To Have or to Hold: The Pro and Cons of Investing in Real Estate (Either Directly or Indirectly) Comments47 Comments

The following is a guest post. If interested in submitting a guest post, please read my
guest posting policy and then contact me.

Thank you MM for the opportunity to write my first guest post.

Who am I? I’m a professional starving artist in both the music and photographic world trying to find financial freedom on a pauper’s income.

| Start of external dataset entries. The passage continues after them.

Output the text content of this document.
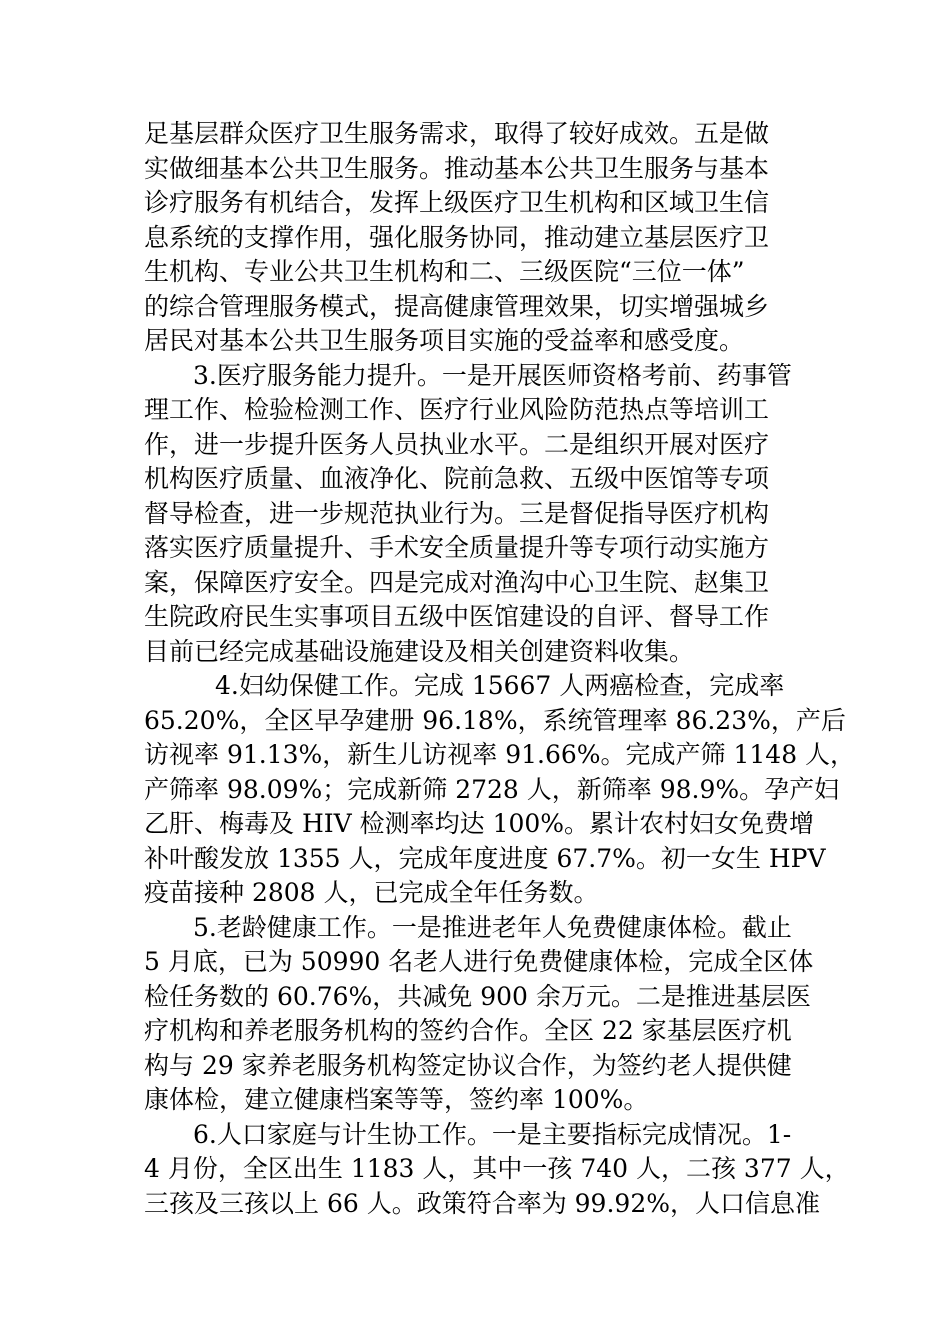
足基层群众医疗卫生服务需求，取得了较好成效。五是做
实做细基本公共卫生服务。推动基本公共卫生服务与基本
诊疗服务有机结合，发挥上级医疗卫生机构和区域卫生信
息系统的支撑作用，强化服务协同，推动建立基层医疗卫
生机构、专业公共卫生机构和二、三级医院“三位一体”
的综合管理服务模式，提高健康管理效果，切实增强城乡
居民对基本公共卫生服务项目实施的受益率和感受度。
3.医疗服务能力提升。一是开展医师资格考前、药事管
理工作、检验检测工作、医疗行业风险防范热点等培训工
作，进一步提升医务人员执业水平。二是组织开展对医疗
机构医疗质量、血液净化、院前急救、五级中医馆等专项
督导检查，进一步规范执业行为。三是督促指导医疗机构
落实医疗质量提升、手术安全质量提升等专项行动实施方
案，保障医疗安全。四是完成对渔沟中心卫生院、赵集卫
生院政府民生实事项目五级中医馆建设的自评、督导工作
目前已经完成基础设施建设及相关创建资料收集。
4.妇幼保健工作。完成 15667 人两癌检查，完成率
65.20%，全区早孕建册 96.18%，系统管理率 86.23%，产后
访视率 91.13%，新生儿访视率 91.66%。完成产筛 1148 人，
产筛率 98.09%；完成新筛 2728 人，新筛率 98.9%。孕产妇
乙肝、梅毒及 HIV 检测率均达 100%。累计农村妇女免费增
补叶酸发放 1355 人，完成年度进度 67.7%。初一女生 HPV
疫苗接种 2808 人，已完成全年任务数。
5.老龄健康工作。一是推进老年人免费健康体检。截止
5 月底，已为 50990 名老人进行免费健康体检，完成全区体
检任务数的 60.76%，共减免 900 余万元。二是推进基层医
疗机构和养老服务机构的签约合作。全区 22 家基层医疗机
构与 29 家养老服务机构签定协议合作，为签约老人提供健
康体检，建立健康档案等等，签约率 100%。
6.人口家庭与计生协工作。一是主要指标完成情况。1-
4 月份，全区出生 1183 人，其中一孩 740 人，二孩 377 人，
三孩及三孩以上 66 人。政策符合率为 99.92%，人口信息准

After many years of financial floundering I decided to take advantage of my time and start investing for my future. I would love to jump off on a tangent here and talk about how financial advisers aren’t in it for you (they are in it for themselves first,) but that would be a whole post unto itself. (Thankfully for you I’ve recently written one: http://thestarvingartistcanada.blogspot.ca/2012/08/financial-advisers-or-diy.html) But the long and the short of the matter is that for anybody who is not from old money the only way to financial freedom is through investing.

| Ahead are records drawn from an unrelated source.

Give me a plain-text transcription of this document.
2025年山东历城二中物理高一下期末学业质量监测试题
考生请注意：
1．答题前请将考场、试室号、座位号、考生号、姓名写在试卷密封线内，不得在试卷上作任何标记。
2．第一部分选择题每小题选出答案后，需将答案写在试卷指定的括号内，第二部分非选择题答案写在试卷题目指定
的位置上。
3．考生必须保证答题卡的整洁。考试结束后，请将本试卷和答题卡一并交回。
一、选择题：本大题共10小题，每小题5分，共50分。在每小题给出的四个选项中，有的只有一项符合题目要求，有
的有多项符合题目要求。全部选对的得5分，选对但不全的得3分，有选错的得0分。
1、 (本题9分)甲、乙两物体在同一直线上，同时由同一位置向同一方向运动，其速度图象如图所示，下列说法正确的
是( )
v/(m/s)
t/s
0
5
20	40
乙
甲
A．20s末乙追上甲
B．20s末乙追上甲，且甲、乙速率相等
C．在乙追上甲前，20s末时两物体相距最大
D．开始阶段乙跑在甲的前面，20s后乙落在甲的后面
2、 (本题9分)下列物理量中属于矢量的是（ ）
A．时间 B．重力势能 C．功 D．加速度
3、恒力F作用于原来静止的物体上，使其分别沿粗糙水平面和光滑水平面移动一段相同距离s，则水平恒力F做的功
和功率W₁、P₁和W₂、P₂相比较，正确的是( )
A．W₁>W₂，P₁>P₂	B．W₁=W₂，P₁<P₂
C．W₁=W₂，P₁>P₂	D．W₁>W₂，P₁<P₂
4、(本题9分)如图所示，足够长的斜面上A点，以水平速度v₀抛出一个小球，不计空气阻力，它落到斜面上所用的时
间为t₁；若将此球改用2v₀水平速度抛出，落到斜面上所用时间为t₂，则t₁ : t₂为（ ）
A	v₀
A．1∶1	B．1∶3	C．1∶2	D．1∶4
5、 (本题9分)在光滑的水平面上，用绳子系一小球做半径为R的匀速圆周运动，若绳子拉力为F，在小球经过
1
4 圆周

So, you’re a recent graduate and either in debt or nearly broke. You have an erratic to non-existent income, or you just landed your first entry level job, but live in a city where that doesn’t even cover basic needs. You’d love to have a steady income stream but you don’t know how to do that aside from already owning a home and renting out a basement apartment or having an additional rental property.

If you could come up with a down payment and think you’re the person who likes to be hands on and wants to take on the responsibility of a rental property yourself. What could happen? Lets say your furnace exploded on Christmas Eve and you weren’t able to source a new furnace, have it installed and tested until 3 days later. Thus causing your pipes to freeze and then burst. As a result, your tenants decided to take you to the housing tribunal for arbitration for failing to provide heating, all the while living on your property WITHOUT paying you anything. You are left with the financial burden of keeping up with your mortgage, gas, water, electric, and insurance payments until the arbitration process has concluded, which can take up to 6 months! At which you’re left with a judgment in your favour but the tenant decides to move on leaving you with nothing for the 6 month period they lived on your property. If you couldn’t make all your payments for repairs the contractor might have put a lien on your property. If you all of a sudden needed to sell the property then getting the lien cleared would slow down your closing time.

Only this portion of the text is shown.